Finalement, la thèse apparaît le plus souvent simplement comme le moyen de montrer que l’on est un juriste suffisamment endurant (car la thèse n’est pas toujours une partie de plaisir), voire têtu, qui sans être forcément génial ne commet pas d’erreurs trop impardonnables et qui a intériorisé les habitus du corps des enseignants des universités (société hiérarchisée et codée s’il en est…). En d’autres termes, l’objectif réel d’une thèse, aujourd’hui, est finalement de permettre à son auteur de devenir maître de conférence ou professeur des universités (encore qu’il ne s’agisse que d’une étape dans cette quête).
J’ai entendu dire très récemment que les choses allaient changer, l’association plus étroite des universités et des entreprises devant notamment (si elle réussit…) avoir pour effet de multiplier les thèses “courtes” (i.e. d’une durée effective de trois ans) répondant à des “commandes” du secteur privé. On verra bien…
3. Quelles sont les dimensions d’une thèse de droit public ?
S’agissant de l’oeuvre en elle-même, le standard communément admis dans les facultés de droit françaises semble être :
500 pages (sans compter ni les annexes dont le doctorant n’est pas l’auteur, ni la bibliographie), au format A4, tapées à l’ordinateur, police Times New Roman et taille 12 (ou équivalent), interligne 1,5.
S’agissant maintenant du temps de recherche et de rédaction de cette oeuvre, une thèse de doctorat est supposée être réalisée en trois ans à compter de la rentrée universitaire suivant l’obtention du diplôme de Master (ou équivalent). C’est ce que dit le droit, tout en prévoyant la possibilité pour le doctorant de demander au directeur de l’école doctorale à laquelle il est rattaché une dérogation lui permettant de s’inscrire en 4e année de thèse, puis en 5e année de thèse, etc.
En principe, ces dérogations devraient être accordées au compte-gouttes, de sorte de seulement pallier les difficultés de la vie les moins ordinaires auxquelles certains doctorants peuvent être confrontés.

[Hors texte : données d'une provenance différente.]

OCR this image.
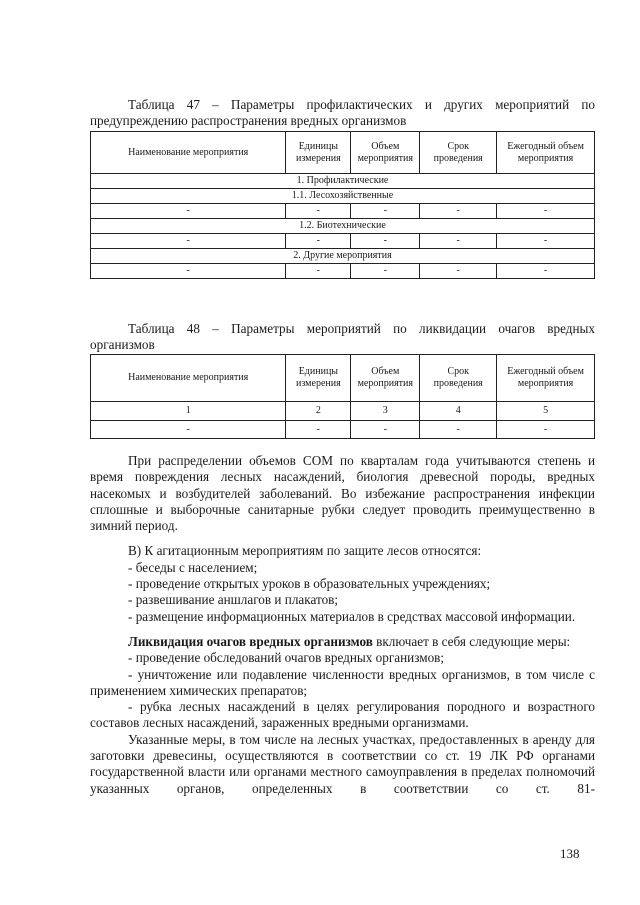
Таблица 47 – Параметры профилактических и других мероприятий по
предупреждению распространения вредных организмов
Наименование мероприятия	Единицы измерения	Объем мероприятия	Срок проведения	Ежегодный объем мероприятия
1. Профилактические				
1.1. Лесохозяйственные				
-	-	-	-	-
1.2. Биотехнические				
-	-	-	-	-
2. Другие мероприятия				
-	-	-	-	-
Таблица 48 – Параметры мероприятий по ликвидации очагов вредных
организмов
Наименование мероприятия	Единицы измерения	Объем мероприятия	Срок проведения	Ежегодный объем мероприятия
1	2	3	4	5
-	-	-	-	-

При распределении объемов СОМ по кварталам года учитываются степень и время повреждения лесных насаждений, биология древесной породы, вредных насекомых и возбудителей заболеваний. Во избежание распространения инфекции сплошные и выборочные санитарные рубки следует проводить преимущественно в зимний период.

В) К агитационным мероприятиям по защите лесов относятся:

- беседы с населением;

- проведение открытых уроков в образовательных учреждениях;

- развешивание аншлагов и плакатов;

- размещение информационных материалов в средствах массовой информации.

Ликвидация очагов вредных организмов включает в себя следующие меры:

- проведение обследований очагов вредных организмов;

- уничтожение или подавление численности вредных организмов, в том числе с применением химических препаратов;

- рубка лесных насаждений в целях регулирования породного и возрастного составов лесных насаждений, зараженных вредными организмами.

Указанные меры, в том числе на лесных участках, предоставленных в аренду для заготовки древесины, осуществляются в соответствии со ст. 19 ЛК РФ органами государственной власти или органами местного самоуправления в пределах полномочий указанных органов, определенных в соответствии со ст. 81-

138
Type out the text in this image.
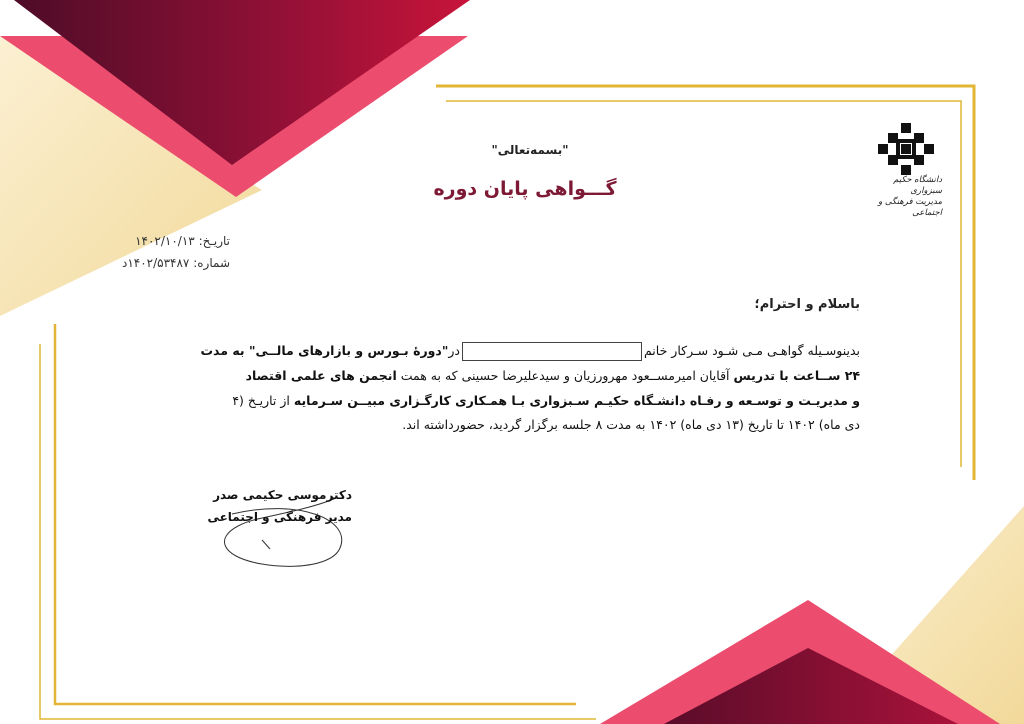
دانشگاه حکیم سبزواری
مدیریت فرهنگی و اجتماعی
"بسمه‌تعالی"
گـــواهی پایان دوره
تاریـخ: ۱۴۰۲/۱۰/۱۳
شماره: ۱۴۰۲/۵۳۴۸۷د
باسلام و احترام؛
بدینوسـیله گواهـی مـی شـود سـرکار خانمدر"دورۀ بـورس و بازارهای مالــی" به مدت
۲۴ ســاعت با تدریس آقایان امیرمســعود مهرورزیان و سیدعلیرضا حسینی که به همت انجمن های علمی اقتصاد
و مدیریـت و توسـعه و رفـاه دانشـگاه حکیـم سـبزواری بـا همـکاری کارگـزاری مبیــن سـرمایه از تاریـخ (۴
دی ماه) ۱۴۰۲ تا تاریخ (۱۳ دی ماه) ۱۴۰۲ به مدت ۸ جلسه برگزار گردید، حضورداشته اند.
دکترموسی حکیمی صدر
مدیر فرهنگی و اجتماعی
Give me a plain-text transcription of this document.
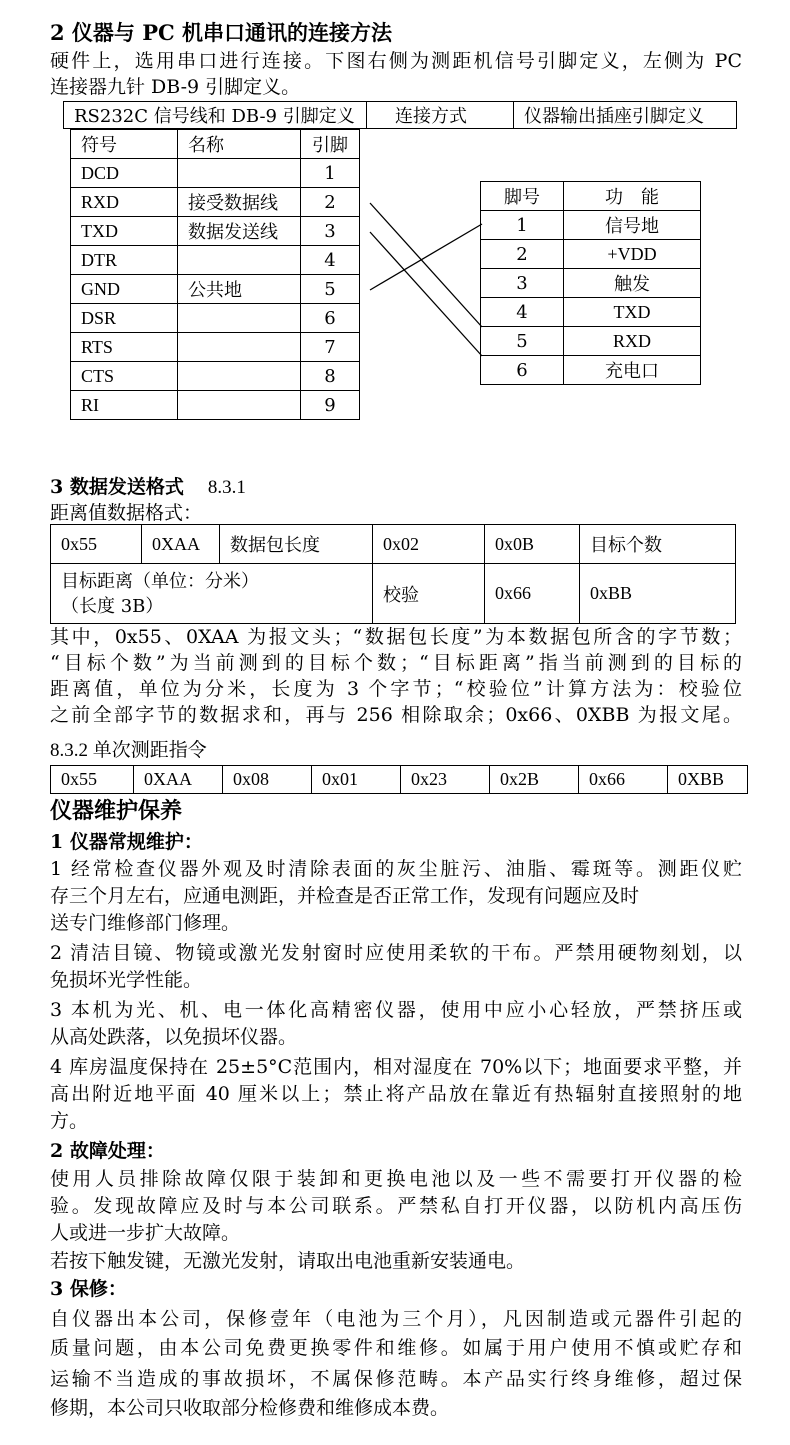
2 仪器与 PC 机串口通讯的连接方法
硬件上，选用串口进行连接。下图右侧为测距机信号引脚定义，左侧为 PC
连接器九针 DB-9 引脚定义。
RS232C 信号线和 DB-9 引脚定义	连接方式	仪器输出插座引脚定义
符号	名称	引脚
DCD		1
RXD	接受数据线	2
TXD	数据发送线	3
DTR		4
GND	公共地	5
DSR		6
RTS		7
CTS		8
RI		9
脚号	功　能
1	信号地
2	+VDD
3	触发
4	TXD
5	RXD
6	充电口
3 数据发送格式 8.3.1
距离值数据格式：
0x55	0XAA	数据包长度	0x02	0x0B	目标个数

目标距离（单位：分米）
（长度 3B）			校验	0x66	0xBB
其中，0x55、0XAA 为报文头；“数据包长度”为本数据包所含的字节数；
“目标个数”为当前测到的目标个数；“目标距离”指当前测到的目标的
距离值，单位为分米，长度为 3 个字节；“校验位”计算方法为：校验位
之前全部字节的数据求和，再与 256 相除取余；0x66、0XBB 为报文尾。
8.3.2 单次测距指令
0x55	0XAA	0x08	0x01	0x23	0x2B	0x66	0XBB
仪器维护保养
1 仪器常规维护：
1 经常检查仪器外观及时清除表面的灰尘脏污、油脂、霉斑等。测距仪贮
存三个月左右，应通电测距，并检查是否正常工作，发现有问题应及时
送专门维修部门修理。
2 清洁目镜、物镜或激光发射窗时应使用柔软的干布。严禁用硬物刻划，以
免损坏光学性能。
3 本机为光、机、电一体化高精密仪器，使用中应小心轻放，严禁挤压或
从高处跌落，以免损坏仪器。
4 库房温度保持在 25±5°C范围内，相对湿度在 70%以下；地面要求平整，并
高出附近地平面 40 厘米以上；禁止将产品放在靠近有热辐射直接照射的地
方。
2 故障处理：
使用人员排除故障仅限于装卸和更换电池以及一些不需要打开仪器的检
验。发现故障应及时与本公司联系。严禁私自打开仪器，以防机内高压伤
人或进一步扩大故障。
若按下触发键，无激光发射，请取出电池重新安装通电。
3 保修：
自仪器出本公司，保修壹年（电池为三个月），凡因制造或元器件引起的
质量问题，由本公司免费更换零件和维修。如属于用户使用不慎或贮存和
运输不当造成的事故损坏，不属保修范畴。本产品实行终身维修，超过保
修期，本公司只收取部分检修费和维修成本费。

Dans la pratique, au sein des facultés de droit, nombre de directeurs d’école doctorale accordent presque automatiquement et autant de fois que cela leur est demandé de telles dérogations. Mais là encore, il paraît que les choses vont changer. Reste que nombre de professeurs de droit considèrent qu’un doctorant se destinant à la carrière universitaire peut, selon son sujet de thèse, mettre jusqu’à 5 ans pour traiter celui-ci sans se voir reprocher d’avoir été trop lent. Le standard tendrait donc à devenir un laps de temps allant de 3 à 5 ans pour une thèse de droit public (alors qu’aujourd’hui il n’est pas rare de voir des thèses soutenues après 6, 7 ou 8 ans de travail !).